Synthesis and Isomeric Effects of Ladder-Type Alkylated Terbenzodithiophene Derivatives

A new class of heptacyclic ladder-type terbenzodithiophene (TBDT) structures merging three fused benzodithophenes was developed. Two TBDT conjugated isomers, named as syn-TBDT and anti-TBDT, where the two thienyl rings in the outmost BDT units are in the syn- and anti-fashion, are designed. Two decyl groups are introduced to their 6,13 and 7,14-positions to form four isomeric 6,13-syn-TBDT, 7,14-syn-TBDT, 6,13-anti-TBDT, and 7,14-anti-TBDT structures which are constructed by the DBU-induced 6-benzannulation involving propargyl-allenyl isomerization of the dieneyne moieties in the corresponding precursors followed by 6π-electrocyclization/aromatization, while isomeric TD-syn-TBDT and TD-anti-TBDT with four decyl groups substituted at 6,7,13,14-positions are synthesized via palladium-catalyzed dialkylacetylene insertion/C–H arylation of the corresponding iodobiaryl precursors. The intrinsic properties can be modulated by molecular manipulation of the main-chain and side-chain isomeric structures. anti-TBDT derivatives exhibit higher melting points, larger bandgaps, stronger intermolecular interactions, and higher mobility than the corresponding syn-TBDT analogues. These molecules can be further utilized as building blocks to make various TBDT-based materials for optoelectronic applications.

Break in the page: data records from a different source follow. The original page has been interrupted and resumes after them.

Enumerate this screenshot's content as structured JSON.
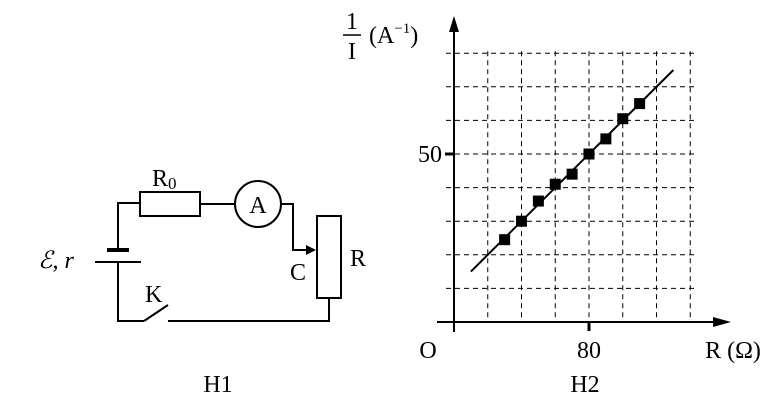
{
  "circuit": {
    "caption": "H1",
    "labels": {
      "source": "ℰ, r",
      "fixed_resistor": "R",
      "fixed_resistor_sub": "0",
      "ammeter": "A",
      "rheostat": "R",
      "slider": "C",
      "switch": "K"
    }
  },
  "chart_data": {
    "type": "scatter",
    "caption": "H2",
    "ylabel_num": "1",
    "ylabel_den": "I",
    "ylabel_unit": "(A",
    "ylabel_exp": "−1",
    "ylabel_close": ")",
    "xlabel": "R (Ω)",
    "origin_label": "O",
    "xticks": [
      {
        "value": 80,
        "label": "80"
      }
    ],
    "yticks": [
      {
        "value": 50,
        "label": "50"
      }
    ],
    "xlim": [
      0,
      140
    ],
    "ylim": [
      0,
      80
    ],
    "x_grid_step": 20,
    "y_grid_step": 10,
    "grid": true,
    "points": [
      {
        "x": 30,
        "y": 24.5
      },
      {
        "x": 40,
        "y": 30
      },
      {
        "x": 50,
        "y": 36
      },
      {
        "x": 60,
        "y": 41
      },
      {
        "x": 70,
        "y": 44
      },
      {
        "x": 80,
        "y": 50
      },
      {
        "x": 90,
        "y": 54.5
      },
      {
        "x": 100,
        "y": 60.5
      },
      {
        "x": 110,
        "y": 65
      }
    ],
    "fit_line": {
      "x_start": 10,
      "x_end": 130,
      "intercept": 10,
      "slope": 0.5
    }
  }
}
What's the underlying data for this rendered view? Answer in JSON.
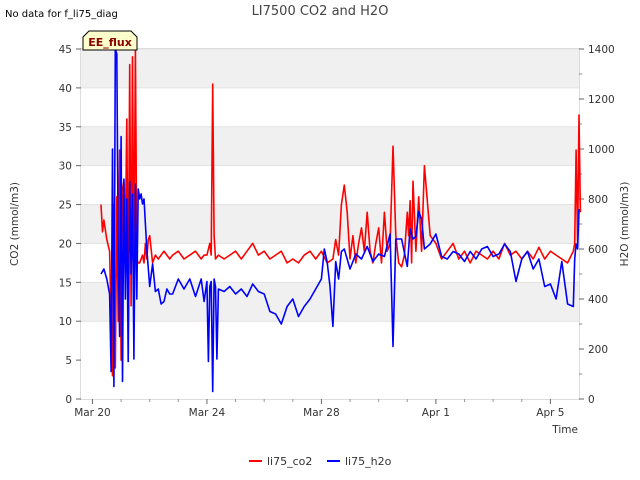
{
  "note": "No data for f_li75_diag",
  "badge": "EE_flux",
  "chart_data": {
    "type": "line",
    "title": "LI7500 CO2 and H2O",
    "xlabel": "Time",
    "ylabel_left": "CO2 (mmol/m3)",
    "ylabel_right": "H2O (mmol/m3)",
    "x_unit": "days since Mar 20",
    "xlim": [
      -0.4,
      17.0
    ],
    "ylim_left": [
      0,
      45
    ],
    "ylim_right": [
      0,
      1400
    ],
    "x_ticks": [
      {
        "x": 0,
        "label": "Mar 20"
      },
      {
        "x": 4,
        "label": "Mar 24"
      },
      {
        "x": 8,
        "label": "Mar 28"
      },
      {
        "x": 12,
        "label": "Apr 1"
      },
      {
        "x": 16,
        "label": "Apr 5"
      }
    ],
    "y_ticks_left": [
      0,
      5,
      10,
      15,
      20,
      25,
      30,
      35,
      40,
      45
    ],
    "y_ticks_right": [
      0,
      200,
      400,
      600,
      800,
      1000,
      1200,
      1400
    ],
    "series": [
      {
        "name": "li75_co2",
        "color": "#ff0000",
        "axis": "left",
        "x": [
          0.3,
          0.35,
          0.4,
          0.5,
          0.6,
          0.7,
          0.75,
          0.8,
          0.85,
          0.9,
          0.95,
          1.0,
          1.05,
          1.1,
          1.15,
          1.2,
          1.25,
          1.3,
          1.35,
          1.4,
          1.45,
          1.5,
          1.55,
          1.6,
          1.65,
          1.7,
          1.75,
          1.8,
          1.85,
          1.9,
          1.95,
          2.0,
          2.1,
          2.2,
          2.3,
          2.4,
          2.5,
          2.6,
          2.7,
          2.8,
          3.0,
          3.2,
          3.4,
          3.6,
          3.8,
          3.9,
          4.0,
          4.1,
          4.15,
          4.2,
          4.25,
          4.3,
          4.4,
          4.6,
          4.8,
          5.0,
          5.2,
          5.4,
          5.6,
          5.8,
          6.0,
          6.2,
          6.4,
          6.6,
          6.8,
          7.0,
          7.2,
          7.4,
          7.6,
          7.8,
          8.0,
          8.2,
          8.4,
          8.5,
          8.6,
          8.7,
          8.8,
          8.9,
          9.0,
          9.1,
          9.2,
          9.3,
          9.4,
          9.5,
          9.6,
          9.7,
          9.8,
          9.9,
          10.0,
          10.1,
          10.2,
          10.3,
          10.4,
          10.5,
          10.6,
          10.7,
          10.8,
          10.9,
          11.0,
          11.05,
          11.1,
          11.15,
          11.2,
          11.3,
          11.4,
          11.5,
          11.6,
          11.8,
          12.0,
          12.2,
          12.4,
          12.6,
          12.8,
          13.0,
          13.2,
          13.4,
          13.6,
          13.8,
          14.0,
          14.2,
          14.4,
          14.6,
          14.8,
          15.0,
          15.2,
          15.4,
          15.6,
          15.8,
          16.0,
          16.2,
          16.4,
          16.6,
          16.8,
          16.85,
          16.9,
          16.95,
          17.0,
          17.05
        ],
        "y": [
          25,
          21.5,
          23,
          20.5,
          19,
          3,
          25,
          4,
          26,
          10,
          32,
          5,
          27,
          28,
          21,
          36,
          11,
          43,
          12,
          44,
          15,
          45,
          18,
          17.5,
          17.5,
          18,
          18.5,
          17.5,
          20,
          18,
          20.5,
          21,
          17.5,
          18.5,
          18,
          18.5,
          19,
          18.5,
          18,
          18.5,
          19,
          18,
          18.5,
          19,
          18,
          18.5,
          18.5,
          20,
          18.5,
          40.5,
          21,
          18,
          18.5,
          18,
          18.5,
          19,
          18,
          19,
          20,
          18.5,
          19,
          18,
          18.5,
          19,
          17.5,
          18,
          17.5,
          18.5,
          19,
          18,
          19,
          17.5,
          18,
          20.5,
          18.5,
          25,
          27.5,
          24,
          18,
          21,
          17.5,
          20,
          22,
          19,
          24,
          19,
          17.5,
          20,
          22,
          17.5,
          24,
          19,
          20,
          32.5,
          21,
          17.5,
          17,
          18.5,
          24,
          21,
          25.5,
          17.5,
          28,
          19,
          26,
          19,
          30,
          21,
          20,
          18,
          19,
          20,
          18,
          19,
          17.5,
          19,
          18.5,
          18,
          19,
          18,
          20,
          18.5,
          19,
          18,
          19,
          18,
          19.5,
          18,
          19,
          18.5,
          18,
          17.5,
          19,
          20,
          32,
          20,
          36.5,
          24
        ]
      },
      {
        "name": "li75_h2o",
        "color": "#0000ff",
        "axis": "right",
        "x": [
          0.3,
          0.4,
          0.5,
          0.6,
          0.65,
          0.7,
          0.75,
          0.8,
          0.85,
          0.9,
          0.95,
          1.0,
          1.05,
          1.1,
          1.15,
          1.2,
          1.25,
          1.3,
          1.35,
          1.4,
          1.45,
          1.5,
          1.55,
          1.6,
          1.65,
          1.7,
          1.75,
          1.8,
          1.9,
          2.0,
          2.1,
          2.2,
          2.3,
          2.4,
          2.5,
          2.6,
          2.7,
          2.8,
          3.0,
          3.2,
          3.4,
          3.6,
          3.8,
          3.9,
          4.0,
          4.05,
          4.1,
          4.15,
          4.2,
          4.25,
          4.3,
          4.35,
          4.4,
          4.6,
          4.8,
          5.0,
          5.2,
          5.4,
          5.6,
          5.8,
          6.0,
          6.2,
          6.4,
          6.6,
          6.8,
          7.0,
          7.2,
          7.4,
          7.6,
          7.8,
          8.0,
          8.1,
          8.2,
          8.3,
          8.4,
          8.5,
          8.6,
          8.7,
          8.8,
          9.0,
          9.2,
          9.4,
          9.6,
          9.8,
          10.0,
          10.2,
          10.4,
          10.5,
          10.6,
          10.8,
          11.0,
          11.1,
          11.2,
          11.3,
          11.4,
          11.5,
          11.6,
          11.8,
          12.0,
          12.2,
          12.4,
          12.6,
          12.8,
          13.0,
          13.2,
          13.4,
          13.6,
          13.8,
          14.0,
          14.2,
          14.4,
          14.6,
          14.8,
          15.0,
          15.2,
          15.4,
          15.6,
          15.8,
          16.0,
          16.2,
          16.4,
          16.6,
          16.8,
          16.85,
          16.9,
          16.95,
          17.0
        ],
        "y": [
          500,
          520,
          480,
          420,
          110,
          1000,
          50,
          1400,
          1380,
          600,
          250,
          1050,
          70,
          880,
          400,
          800,
          150,
          870,
          500,
          820,
          160,
          860,
          400,
          840,
          800,
          820,
          780,
          800,
          600,
          450,
          540,
          430,
          440,
          380,
          390,
          440,
          420,
          420,
          480,
          440,
          480,
          410,
          480,
          390,
          470,
          150,
          450,
          470,
          30,
          480,
          450,
          160,
          440,
          430,
          450,
          420,
          440,
          410,
          460,
          430,
          420,
          350,
          340,
          300,
          370,
          400,
          330,
          370,
          400,
          440,
          480,
          600,
          550,
          450,
          290,
          550,
          480,
          590,
          600,
          520,
          580,
          560,
          610,
          550,
          580,
          570,
          660,
          210,
          640,
          640,
          530,
          680,
          640,
          650,
          750,
          720,
          600,
          620,
          660,
          570,
          560,
          590,
          580,
          550,
          590,
          560,
          600,
          610,
          570,
          580,
          620,
          590,
          470,
          560,
          590,
          520,
          560,
          450,
          460,
          400,
          550,
          380,
          370,
          560,
          620,
          600,
          760
        ]
      }
    ]
  }
}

本研究开发了一类由三个稠合苯并二噻吩融合而成的七环梯形三联苯并二噻吩（terbenzodithiophene, TBDT）结构。研究人员设计了两种TBDT共轭异构体，分别命名为顺式-TBDT（syn-TBDT）与反式-TBDT（anti-TBDT）；两类异构体中最外侧的苯并二噻吩（benzodithiophene, BDT）单元内的两个噻吩环分别呈顺式与反式空间构型。随后在这两种异构体的6,13位与7,14位各引入两个癸基，得到四种异构体：6,13-顺式-TBDT（6,13-syn-TBDT）、7,14-顺式-TBDT（7,14-syn-TBDT）、6,13-反式-TBDT（6,13-anti-TBDT）以及7,14-反式-TBDT（7,14-anti-TBDT）；上述四种异构体均通过1,8-二氮杂双环[5.4.0]十一碳-7-烯（DBU）诱导的6-苯并环化反应构建，该反应过程涉及对应前驱体中二炔烯片段的炔丙基-联烯异构化，随后依次发生6π电环化与芳构化步骤。而在6,7,13,14位带有四个癸基取代的异构体TD-顺式-TBDT（TD-syn-TBDT）与TD-反式-TBDT（TD-anti-TBDT），则通过钯催化的二烷基乙炔插入/C–H芳基化反应，以相应的碘代联芳前驱体为原料合成。通过对这类分子主链与侧链的异构体结构进行分子调控，可调节其本征物理性质。相较于对应的顺式-TBDT类似物，反式-TBDT衍生物展现出更高的熔点、更大的带隙、更强的分子间相互作用以及更高的载流子迁移率。这类分子可进一步作为构筑单元，用于制备各类基于TBDT的光电功能材料。